At Opportunity Threads, workers make up the board and management teams; the management teams run the business, rather than a traditional CEO. The company is saving some profits to invest in a new manufacturing facility, and has also invested in full benefits for all workers, whether or not they are worker-owners. The rest of the profits, about 30% of the total, go to the workers and worker-owners.
It’s a model that she says appeals to millennial workers that factories in North Carolina are now struggling to attract. Demand for locally produced or American-made clothing is growing–also driven partly by millennial consumers–but younger workers often haven’t wanted to go into manufacturing. Hemstreet believes the industry needs to work differently to succeed.
“I grew up at this interesting time–it was the heyday of manufacturing and then it all left,” says Hemstreet, who grew up in Morganton, North Carolina, and saw textile industry jobs disappear after NAFTA passed in the 1990s. “It was an ah-ha moment for me: If it’s going to come back, it needs to come back differently, and that needs to include a different labor model.”
As TS Designs prepares to make the switch, Project Equity is helping with a feasibility assessment to look at the financial and management implications of the conversion, including assessing the fair market value of the company.
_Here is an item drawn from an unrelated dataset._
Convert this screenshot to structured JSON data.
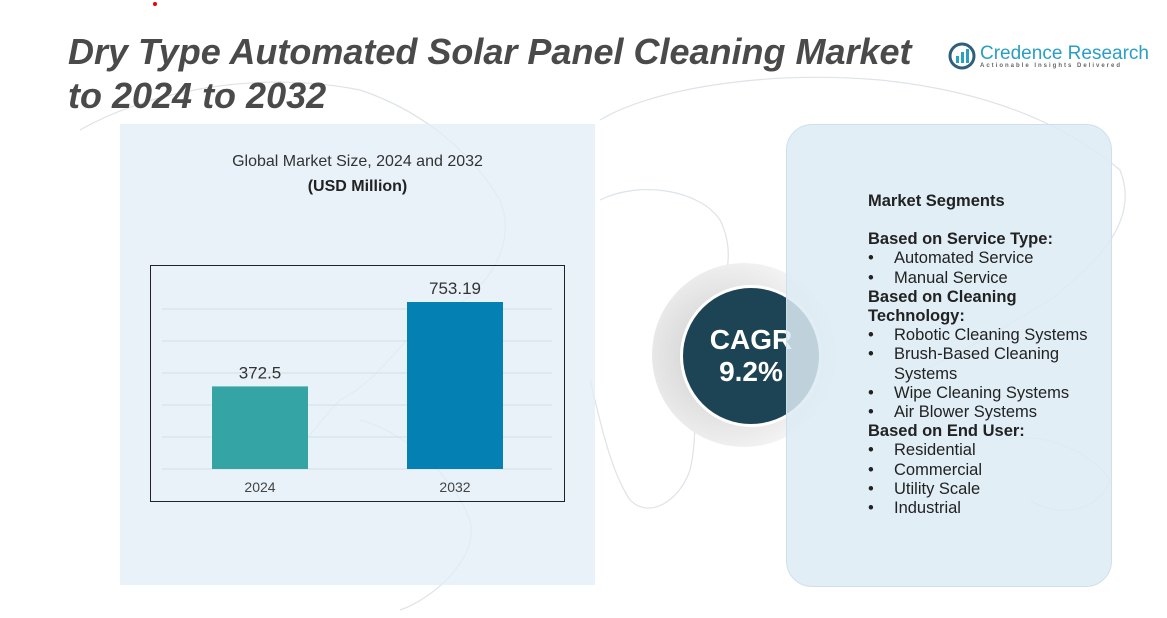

At most businesses, employees can’t afford to buy a company outright, so it’s a debt-financed transaction. “Given future projections, we look at how much could this future employee-owned entity afford to buy itself for from the current owners,” says Abell.
The amount of “buy-in” for a worker to become a worker-owner varies between businesses, but often ranges from $250 to $10,000. Workers often pay gradually with paycheck deductions. For a co-op, the structure that TS Designs will likely take, the cooperative buys the business, and the loan for the sale is paid for with future revenue from the business.
Henry is working with employees to help them prepare. “When you’ve got 20 people here, you got some people that can understand a balance sheet, income statement, all that kind of stuff, you’ve got other people that don’t have that understanding,” he says. “So we’re going to be spending a lot of time the first quarter, first half of this year just making sure that everybody understands the finances of the business.”
If all goes as planned, he and the employees will reach an agreement by the end of the year on terms, and begin the conversion process in 2019. Within three years, the buyout should be complete. He plans to then become a member of the new coop and stay on with the company for a few more years before fully retiring. He hopes to make the whole process transparent, so other businesses can learn from it.
There’s likely to be a lot of interest; Project Equity has calculated that baby boomers across the U.S. own 2.34 million businesses, employing nearly 25 million people. The group focuses on the Bay Area, and through partnerships supports this work in other regions across the U.S. In North Carolina, Hemstreet says that worker ownership makes sense to a wide range of business owners, regardless of their political persuasion.
“I think when you can get back into a narrative of good work is good for everyone, it doesn’t matter what side of the aisle you’re on,” she says. “This is about livelihoods, about people’s dignity at what we do all day, which is work . . . I think everybody thinks that if you work hard you should be the beneficiary of that. That’s ultimately what worker ownership is. You should have a say in the decisions that affect you.”
Correction: This article has been updated to note that Project Equity does not work in Detroit specifically, but partners with other organizations there and around the country.